Mamberamo sunbird
- Conservation status: Least Concern (IUCN 3.1)

Scientific classification
- Kingdom: Animalia
- Phylum: Chordata
- Class: Aves
- Order: Passeriformes
- Family: Nectariniidae
- Genus: Cinnyris
- Species: C. idenburgi
- Binomial name: Cinnyris idenburgi Rand, 1940

= Mamberamo sunbird =

- Genus: Cinnyris
- Species: idenburgi
- Authority: Rand, 1940
- Conservation status: LC

Species of bird

The Mamberamo sunbird or Rand's sunbird, (Cinnyris idenburgi) is a species of bird in the sunbird family Nectariniidae that is found in northern New Guinea. It was formerly considered to be a subspecies of the olive-backed sunbird, now renamed the garden sunbird (Cinnyris jugularis).

==Taxonomy==
The Mamberamo sunbird was formally described in 1940 by the Canadian zoologist Austin L. Rand based on specimens that had been collected near the Idenburg River (now the Taritatu River), a tributary of the Mamberamo River in northern New Guinea. Rand considered it to be a subspecies of the olive-backed sunbird, now renamed the garden sunbird, and coined the trinomial name Cinnyris jugularis idenburgi. The Mamberamo sunbird is now treated as a separate species based on the difference in the colouring of the male plumage. The species is monotypic: no subspecies are recognised.

==Description==
The Mamberamo sunbird is 10–11.4 cm in length. The male weighs 6.7–11.9 g, the female 6–10 g. The species is sexual dimorphic. The male is dark olive-green above with black remiges and a black tail with the outer feathers tipped with grey. The are orange. The underparts are black with a blue-green gloss. The iris is dark brown and the legs are black. The female is pale brown above, yellow below with a whitish throat. There is very little published information on this species.

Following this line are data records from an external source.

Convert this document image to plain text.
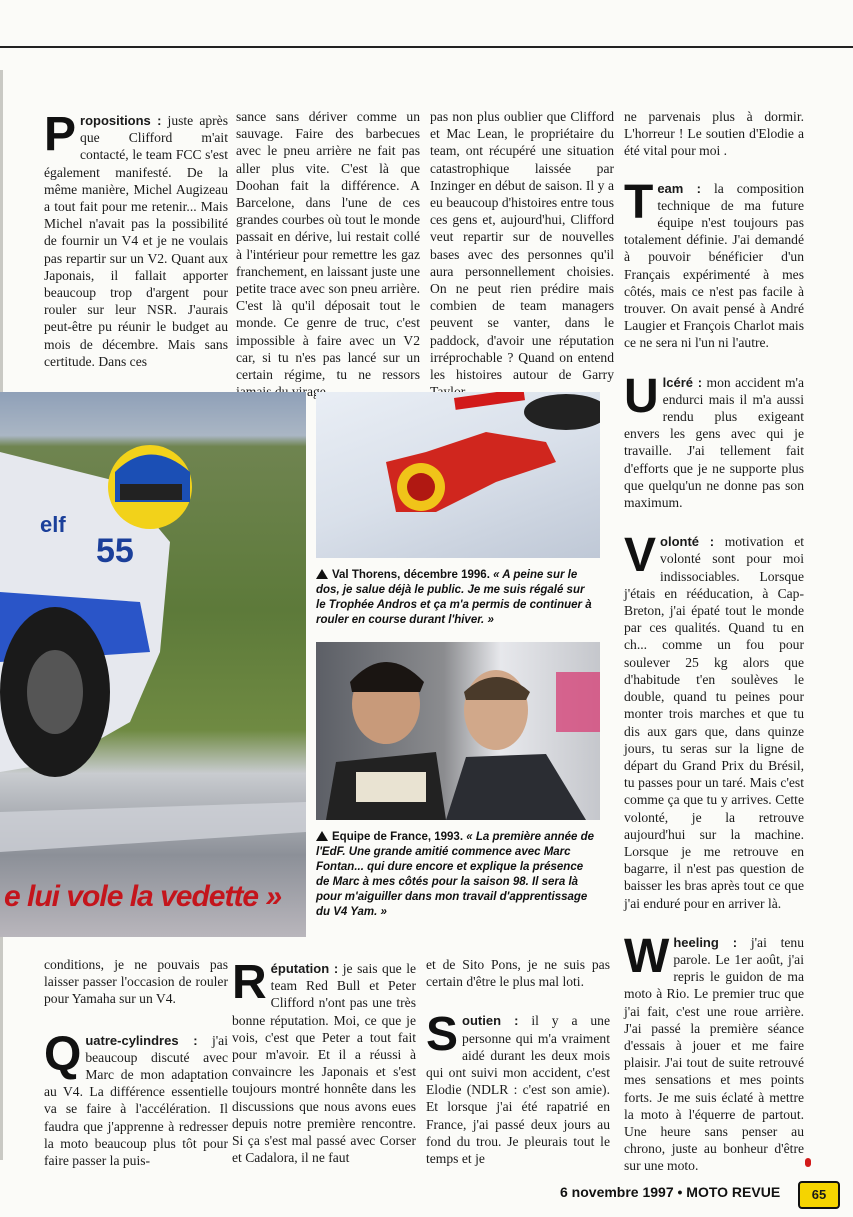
Propositions : juste après que Clifford m'ait contacté, le team FCC s'est également manifesté. De la même manière, Michel Augizeau a tout fait pour me retenir... Mais Michel n'avait pas la possibilité de fournir un V4 et je ne voulais pas repartir sur un V2. Quant aux Japonais, il fallait apporter beaucoup trop d'argent pour rouler sur leur NSR. J'aurais peut-être pu réunir le budget au mois de décembre. Mais sans certitude. Dans ces

sance sans dériver comme un sauvage. Faire des barbecues avec le pneu arrière ne fait pas aller plus vite. C'est là que Doohan fait la différence. A Barcelone, dans l'une de ces grandes courbes où tout le monde passait en dérive, lui restait collé à l'intérieur pour remettre les gaz franchement, en laissant juste une petite trace avec son pneu arrière. C'est là qu'il déposait tout le monde. Ce genre de truc, c'est impossible à faire avec un V2 car, si tu n'es pas lancé sur un certain régime, tu ne ressors virage.

pas non plus oublier que Clifford et Mac Lean, le propriétaire du team, ont récupéré une situation catastrophique laissée par Inzinger en début de saison. Il y a eu beaucoup d'histoires entre tous ces gens et, aujourd'hui, Clifford veut repartir sur de nouvelles bases avec des personnes qu'il aura personnellement choisies. On ne peut rien prédire mais combien de team managers peuvent se vanter, dans le paddock, d'avoir une réputation irréprochable ? Quand on entend les histoires autour de Garry

ne parvenais plus à dormir. L'horreur ! Le soutien d'Elodie a été vital pour moi .

Team : la composition technique de ma future équipe n'est toujours pas totalement définie. J'ai demandé à pouvoir bénéficier d'un Français expérimenté à mes côtés, mais ce n'est pas facile à trouver. On avait pensé à André Laugier et François Charlot mais ce ne sera ni l'un ni l'autre.

Ulcéré : mon accident m'a endurci mais il m'a aussi rendu plus exigeant envers les gens avec qui je travaille. J'ai tellement fait d'efforts que je ne supporte plus que quelqu'un ne donne pas son maximum.

Volonté : motivation et volonté sont pour moi indissociables. Lorsque j'étais en rééducation, à Cap-Breton, j'ai épaté tout le monde par ces qualités. Quand tu en ch... comme un fou pour soulever 25 kg alors que d'habitude t'en soulèves le double, quand tu peines pour monter trois marches et que tu dis aux gars que, dans quinze jours, tu seras sur la ligne de départ du Grand Prix du Brésil, tu passes pour un taré. Mais c'est comme ça que tu y arrives. Cette volonté, je la retrouve aujourd'hui sur la machine. Lorsque je me retrouve en bagarre, il n'est pas question de baisser les bras après tout ce que j'ai enduré pour en arriver là.

Wheeling : j'ai tenu parole. Le 1er août, j'ai repris le guidon de ma moto à Rio. Le premier truc que j'ai fait, c'est une roue arrière. J'ai passé la première séance d'essais à jouer et me faire plaisir. J'ai tout de suite retrouvé mes sensations et mes points forts. Je me suis éclaté à mettre la moto à l'équerre de partout. Une heure sans penser au chrono, juste au bonheur d'être sur une moto.

55
elf
Val Thorens, décembre 1996. « A peine sur le dos, je salue déjà le public. Je me suis régalé sur le Trophée Andros et ça m'a permis de continuer à rouler en course durant l'hiver. »
Equipe de France, 1993. « La première année de l'EdF. Une grande amitié commence avec Marc Fontan... qui dure encore et explique la présence de Marc à mes côtés pour la saison 98. Il sera là pour m'aiguiller dans mon travail d'apprentissage du V4 Yam. »
e lui vole la vedette »

conditions, je ne pouvais pas laisser passer l'occasion de rouler pour Yamaha sur un V4.

Quatre-cylindres : j'ai beaucoup discuté avec Marc de mon adaptation au V4. La différence essentielle va se faire à l'accélération. Il faudra que j'apprenne à redresser la moto beaucoup plus tôt pour faire passer la puis-

Réputation : je sais que le team Red Bull et Peter Clifford n'ont pas une très bonne réputation. Moi, ce que je vois, c'est que Peter a tout fait pour m'avoir. Et il a réussi à convaincre les Japonais et s'est toujours montré honnête dans les discussions que nous avons eues depuis notre première rencontre. Si ça s'est mal passé avec Corser et Cadalora, il ne faut

et de Sito Pons, je ne suis pas certain d'être le plus mal loti.

Soutien : il y a une personne qui m'a vraiment aidé durant les deux mois qui ont suivi mon accident, c'est Elodie (NDLR : c'est son amie). Et lorsque j'ai été rapatrié en France, j'ai passé deux jours au fond du trou. Je pleurais tout le temps et je

6 novembre 1997 • MOTO REVUE	65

==Distribution and habitat==
The Mamberamo sunbird is found in the north of New Guinea. It occupies various habitats including forest edge and open scrub.

==Behaviour and ecology==
===Breeding===
The elongated hanging nest is 30–60 cm in length and has a hooded side entrance. It is usually placed between 0.5 and 1.5 m above the ground but can occasionally be as high as 10 m. It is constructed by the female using grass, bark, moss, lichens, leaf fragments, vegetable fibres and spider webs. The clutch of 1–3 eggs is incubated by the female. The eggs hatch after 11–16 days and the young are then fed by both parents. The chicks fledge after 13–16 days. Normally several broods are raised each year.

===Feeding===
It forages either singly or in small groups. The diet consists of small insects, spiders, nectar and small fruit.